Ein geregeltes Verfahren bei der Benennung von Straßen u.a.

Die Verwaltung entwickelt ein Verfahren, das zukünftig bei Benennungen von Straßen, Plätzen, Treppen etc. Anwendung findet. Dies gilt sowohl bei anstehenden neuen Bau-gebieten als auch bei Einzelbenennungen oder Umbenennungen.

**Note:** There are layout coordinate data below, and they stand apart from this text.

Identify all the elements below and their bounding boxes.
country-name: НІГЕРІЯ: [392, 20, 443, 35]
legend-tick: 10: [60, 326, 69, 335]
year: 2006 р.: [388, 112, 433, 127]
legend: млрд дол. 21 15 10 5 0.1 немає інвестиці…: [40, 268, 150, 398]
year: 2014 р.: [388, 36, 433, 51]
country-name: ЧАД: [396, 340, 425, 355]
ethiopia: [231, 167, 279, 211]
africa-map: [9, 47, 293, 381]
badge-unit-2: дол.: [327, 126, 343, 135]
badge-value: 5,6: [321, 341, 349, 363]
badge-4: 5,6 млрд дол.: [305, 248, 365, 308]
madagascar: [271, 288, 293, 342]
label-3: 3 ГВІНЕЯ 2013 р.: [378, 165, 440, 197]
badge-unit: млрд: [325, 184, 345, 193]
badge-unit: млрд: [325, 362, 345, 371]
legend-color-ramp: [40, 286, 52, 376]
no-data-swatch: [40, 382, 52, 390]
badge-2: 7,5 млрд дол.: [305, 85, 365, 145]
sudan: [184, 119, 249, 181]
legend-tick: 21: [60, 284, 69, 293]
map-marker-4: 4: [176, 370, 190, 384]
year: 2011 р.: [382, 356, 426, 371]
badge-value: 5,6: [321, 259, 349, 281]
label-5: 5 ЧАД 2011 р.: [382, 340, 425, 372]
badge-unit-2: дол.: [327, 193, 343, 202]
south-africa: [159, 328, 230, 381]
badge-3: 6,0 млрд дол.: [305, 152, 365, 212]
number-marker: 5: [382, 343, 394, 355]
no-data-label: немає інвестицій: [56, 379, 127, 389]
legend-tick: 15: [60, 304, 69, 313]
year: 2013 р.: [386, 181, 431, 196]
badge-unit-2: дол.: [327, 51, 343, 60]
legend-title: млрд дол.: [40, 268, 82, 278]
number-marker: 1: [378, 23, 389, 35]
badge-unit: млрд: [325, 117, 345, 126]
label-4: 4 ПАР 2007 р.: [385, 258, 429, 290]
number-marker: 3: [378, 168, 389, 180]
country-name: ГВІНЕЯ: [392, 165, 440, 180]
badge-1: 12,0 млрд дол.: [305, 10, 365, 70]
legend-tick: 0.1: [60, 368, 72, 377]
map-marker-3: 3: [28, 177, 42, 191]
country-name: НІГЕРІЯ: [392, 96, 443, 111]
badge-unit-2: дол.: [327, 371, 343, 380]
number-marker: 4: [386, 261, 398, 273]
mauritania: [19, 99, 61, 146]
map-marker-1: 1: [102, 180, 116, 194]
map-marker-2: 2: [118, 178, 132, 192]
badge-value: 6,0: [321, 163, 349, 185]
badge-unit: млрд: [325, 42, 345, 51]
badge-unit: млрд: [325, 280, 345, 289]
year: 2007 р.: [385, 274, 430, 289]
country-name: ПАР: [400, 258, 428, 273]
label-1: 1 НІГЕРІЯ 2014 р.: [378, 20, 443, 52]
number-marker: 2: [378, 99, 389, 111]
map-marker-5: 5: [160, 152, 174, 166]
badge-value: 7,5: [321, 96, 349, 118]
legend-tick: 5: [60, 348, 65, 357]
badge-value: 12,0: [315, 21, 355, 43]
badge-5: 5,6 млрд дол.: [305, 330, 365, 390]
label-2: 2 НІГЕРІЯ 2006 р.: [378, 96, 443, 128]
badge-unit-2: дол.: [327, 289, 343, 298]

Zu denken ist dabei an eine Kommission, die jeweils hinzugezogen wird, oder an eine langfristig erarbeitete Liste von möglichen Personen, nach denen Straßen u.a. benannt werden können. Das Verfahren hat zugleich lokale Gegebenheiten und das Interesse zivilgesellschaftlicher Gruppen auf Mitsprache zu berücksichtigen.

Begründung:
Bei jeder Benennung einer Straße oder Ähnlichem stellen sich immer wieder neu ähnliche Fragen: Sind die Anwohnerinnen und Anwohner ausreichend einbezogen worden? Ist die Person, nach der eine Straße benannt werden soll, ausreichend geprüft worden? Welche alternativen Namensvorschläge gibt es? Wie können Namensvorschläge eingereicht werden? Welche Kriterien wurden bei der Benennung angelegt?
Es gibt derzeit kein systematisches und transparentes Verfahren bei Straßenbenennun-gen. Dies wollen wir ändern.